The unusual intensity of the drone strikes appears to support reports suggesting that restrictive new targeting rules, introduced at the time of President Obama’s major speech on drones in May, were relaxed in the face of the ‘elevated threat‘. A senior US official told the New York Times the list of people who could be targeted was increased: ‘Before, we couldn’t necessarily go after a driver for the organization; it’d have to be an operations director. Now that driver becomes fair game because he’s providing direct support to the plot.’
The exact details of the plot – believed to be the work of AQAP – are unknown. However President Hadi told Yemeni police cadets that it involved two huge car bombs, one intended for an oil terminal and the other a target in the capital.
Somalia
August 2013 actions
Total reported US operations: 0
All actions 2007 – August 31 2013
US drone strikes: 3-9
Total reported killed: 7-27
Civilians reported killed: 0-15
Children reported killed: 0
Reported injured: 2-24
All other US covert operations: 7-14
Total reported killed: 47-143
Civilians reported killed: 7-42
Children reported killed: 1-3
Reported injured: 12-20
Click here for the Bureau’s full data on Somalia.
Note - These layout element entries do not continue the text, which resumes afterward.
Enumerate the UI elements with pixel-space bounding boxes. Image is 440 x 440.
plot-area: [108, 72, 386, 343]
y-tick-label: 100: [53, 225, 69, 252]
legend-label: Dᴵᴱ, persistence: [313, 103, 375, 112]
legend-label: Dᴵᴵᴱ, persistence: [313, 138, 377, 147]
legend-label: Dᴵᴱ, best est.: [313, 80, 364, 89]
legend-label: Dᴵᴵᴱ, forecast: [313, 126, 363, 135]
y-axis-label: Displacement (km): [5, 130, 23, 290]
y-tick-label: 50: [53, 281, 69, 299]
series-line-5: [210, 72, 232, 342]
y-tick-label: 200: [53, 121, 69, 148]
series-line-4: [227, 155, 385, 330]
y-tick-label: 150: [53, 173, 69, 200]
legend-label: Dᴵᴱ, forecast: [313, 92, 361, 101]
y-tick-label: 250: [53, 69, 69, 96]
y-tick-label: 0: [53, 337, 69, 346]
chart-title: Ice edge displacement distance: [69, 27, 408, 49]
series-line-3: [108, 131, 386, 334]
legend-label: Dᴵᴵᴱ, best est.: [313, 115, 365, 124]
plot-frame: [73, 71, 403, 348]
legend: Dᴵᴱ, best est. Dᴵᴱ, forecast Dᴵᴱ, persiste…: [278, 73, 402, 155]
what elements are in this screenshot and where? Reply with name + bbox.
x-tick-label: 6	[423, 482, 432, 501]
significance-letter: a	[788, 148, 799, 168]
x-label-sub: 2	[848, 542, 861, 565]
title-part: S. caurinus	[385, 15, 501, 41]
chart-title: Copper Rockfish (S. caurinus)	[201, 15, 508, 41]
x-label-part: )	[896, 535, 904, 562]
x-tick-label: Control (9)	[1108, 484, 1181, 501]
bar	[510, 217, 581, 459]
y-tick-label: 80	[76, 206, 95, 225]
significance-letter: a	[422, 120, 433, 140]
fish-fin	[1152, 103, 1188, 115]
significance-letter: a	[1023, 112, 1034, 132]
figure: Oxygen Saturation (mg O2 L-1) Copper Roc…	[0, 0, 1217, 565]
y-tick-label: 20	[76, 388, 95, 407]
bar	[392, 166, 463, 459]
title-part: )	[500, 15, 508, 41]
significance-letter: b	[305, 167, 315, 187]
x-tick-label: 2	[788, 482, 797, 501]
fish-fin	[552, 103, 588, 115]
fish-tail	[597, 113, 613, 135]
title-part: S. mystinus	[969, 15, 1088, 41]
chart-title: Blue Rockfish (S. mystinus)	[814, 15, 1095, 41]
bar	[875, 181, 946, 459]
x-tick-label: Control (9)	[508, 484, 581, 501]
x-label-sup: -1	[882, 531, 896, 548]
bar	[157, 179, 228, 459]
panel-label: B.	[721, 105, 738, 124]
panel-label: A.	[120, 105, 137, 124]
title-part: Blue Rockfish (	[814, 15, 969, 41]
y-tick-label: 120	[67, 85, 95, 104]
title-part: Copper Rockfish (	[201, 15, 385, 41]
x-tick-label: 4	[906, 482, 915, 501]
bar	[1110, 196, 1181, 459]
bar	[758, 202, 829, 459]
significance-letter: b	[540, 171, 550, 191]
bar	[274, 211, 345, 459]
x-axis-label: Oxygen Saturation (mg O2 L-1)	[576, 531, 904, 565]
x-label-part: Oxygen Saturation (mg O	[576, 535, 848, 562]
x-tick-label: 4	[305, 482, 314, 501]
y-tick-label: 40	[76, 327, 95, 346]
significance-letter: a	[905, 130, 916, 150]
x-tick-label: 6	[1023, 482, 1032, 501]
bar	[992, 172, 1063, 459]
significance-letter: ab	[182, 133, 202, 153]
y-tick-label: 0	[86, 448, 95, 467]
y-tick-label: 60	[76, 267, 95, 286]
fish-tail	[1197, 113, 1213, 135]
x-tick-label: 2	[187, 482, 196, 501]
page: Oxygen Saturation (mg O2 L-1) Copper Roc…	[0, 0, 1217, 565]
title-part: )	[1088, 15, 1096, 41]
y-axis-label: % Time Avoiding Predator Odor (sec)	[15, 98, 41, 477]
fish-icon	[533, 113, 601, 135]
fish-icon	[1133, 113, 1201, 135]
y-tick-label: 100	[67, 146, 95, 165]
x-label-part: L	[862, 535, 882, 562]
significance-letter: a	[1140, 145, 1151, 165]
There were again no recorded US attacks in Somalia this month.
Médecins Sans Frontières announced it was ending all operations in the country after over 20 years of continuous work.
The medical charity said it was pulling out because of ‘extreme attacks on its staff in an environment where armed groups and civilian leaders increasingly support, tolerate, or condone the killing, assaulting, and abducting of humanitarian aid workers.’ Sixteen MSF workers have been killed in Somalia since 1991 and just last month two kidnapped MSF staff were released after 21 months in captivity.
It also emerged that six major British financial institutions are evaluating their investments with BT following allegations by legal charity Reprieve that the telecoms giant had supplied communications infrastructure that was used to target drone strikes in Somalia and Yemen. BT has the $23m (£15m) contract to provide telecommunications between RAF Croughton and Camp Lemonnier, the US base in Djibouti from which drone strikes in the countries are flown.